Producing of 100% renewable “guilt-free electricity,” Wankband is part of a longer chain of publicity campaigns through which Pornhub has been profiling its brand and services as fun, user-friendly, socially responsible, and risk-free. The general mode of these PR campaigns might, in British English, be defined as “cheeky,” namely witty bordering on the rude and the irreverent. These campaigns can be divided roughly into three categories: publicity stunts, social and environmental causes contributed to under the rubric “Pornhub Cares,” and “Pornhub Insights” which, similarly to “Google Trends,” consist of statistics and infographics detailing site traffic and user trends.
Pornhub’s publicity stunts have included the 2013 SFW television advert featuring a senior couple sitting on a park bench accompanied by an R&B tune.
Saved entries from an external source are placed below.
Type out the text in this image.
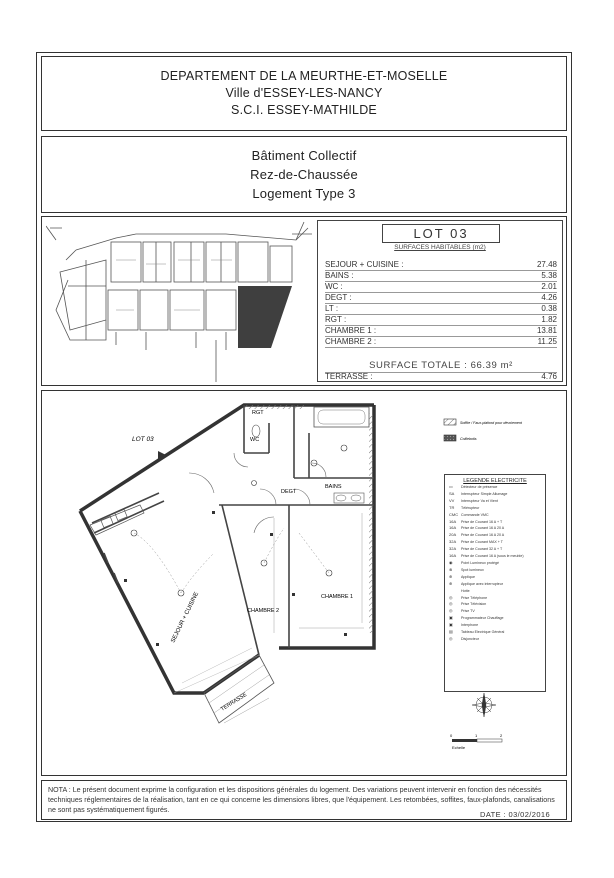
DEPARTEMENT DE LA MEURTHE-ET-MOSELLE
Ville d'ESSEY-LES-NANCY
S.C.I. ESSEY-MATHILDE
Bâtiment Collectif
Rez-de-Chaussée
Logement Type 3
LOT 03
SURFACES HABITABLES (m2)
SEJOUR + CUISINE :	27.48
BAINS :	5.38
WC :	2.01
DEGT :	4.26
LT :	0.38
RGT :	1.82
CHAMBRE 1 :	13.81
CHAMBRE 2 :	11.25
SURFACE TOTALE : 66.39 m²
TERRASSE :	4.76
LOT 03
RGT
WC
DEGT
BAINS
CHAMBRE 2
CHAMBRE 1
SEJOUR + CUISINE
TERRASSE
Soffite / Faux-plafond pour dévoiement
Coillebotis
0	1	2
Echelle
LEGENDE ELECTRICITE
▭	Détecteur de présence
SA	Interrupteur Simple Allumage
VV	Interrupteur Va et Vient
TR	Télérupteur
CMC Commande VMC
16A	Prise de Courant 16 A + T
16A	Prise de Courant 16 A 20 A
20A	Prise de Courant 16 A 20 A
32A	Prise de Courant MAX + T
32A	Prise de Courant 32 A + T
16A	Prise de Courant 16 A (sous le meuble)
◉	Point Lumineux protégé
⊗	Spot lumineux
⊕	Applique
⊕	Applique avec interrupteur
Hotte
◎	Prise Téléphone
◎	Prise Télévision
◎	Prise TV
▣	Programmateur Chauffage
▣	Interphone
▤	Tableau Electrique Général
◎	Disjoncteur
NOTA : Le présent document exprime la configuration et les dispositions générales du logement. Des variations peuvent intervenir en fonction des nécessités techniques réglementaires de la réalisation, tant en ce qui concerne les dimensions libres, que l'équipement. Les retombées, soffites, faux-plafonds, canalisations ne sont pas systématiquement figurés.	DATE : 03/02/2016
According to the company, it was intended for Super Bowl but got rejected by CBS, yet this seems highly doubtable on the basis of the advert’s low production values alone. In 2014, Pornhub announced an open SFW advertising contest encapsulating its brand. The crowdsourcing call attracted some 3,000 submissions and the winning entry, along with the shortlisted proposals, were widely covered in online news forums and clickbaits well beyond platforms considered pornographic. The winning ad poster, designed by the Turkish copywriter, Nuri Gulver, and titled “All You Need is Hand,” was briefly erected on the iconic location of Times Square to the backing vocals of Gotham Rock Choir’s rendition of the Beatles classic, All You Need is Love. The same year also involved a contest for Pornhub theme song and the offer of free premium memberships on Valentine’s Day.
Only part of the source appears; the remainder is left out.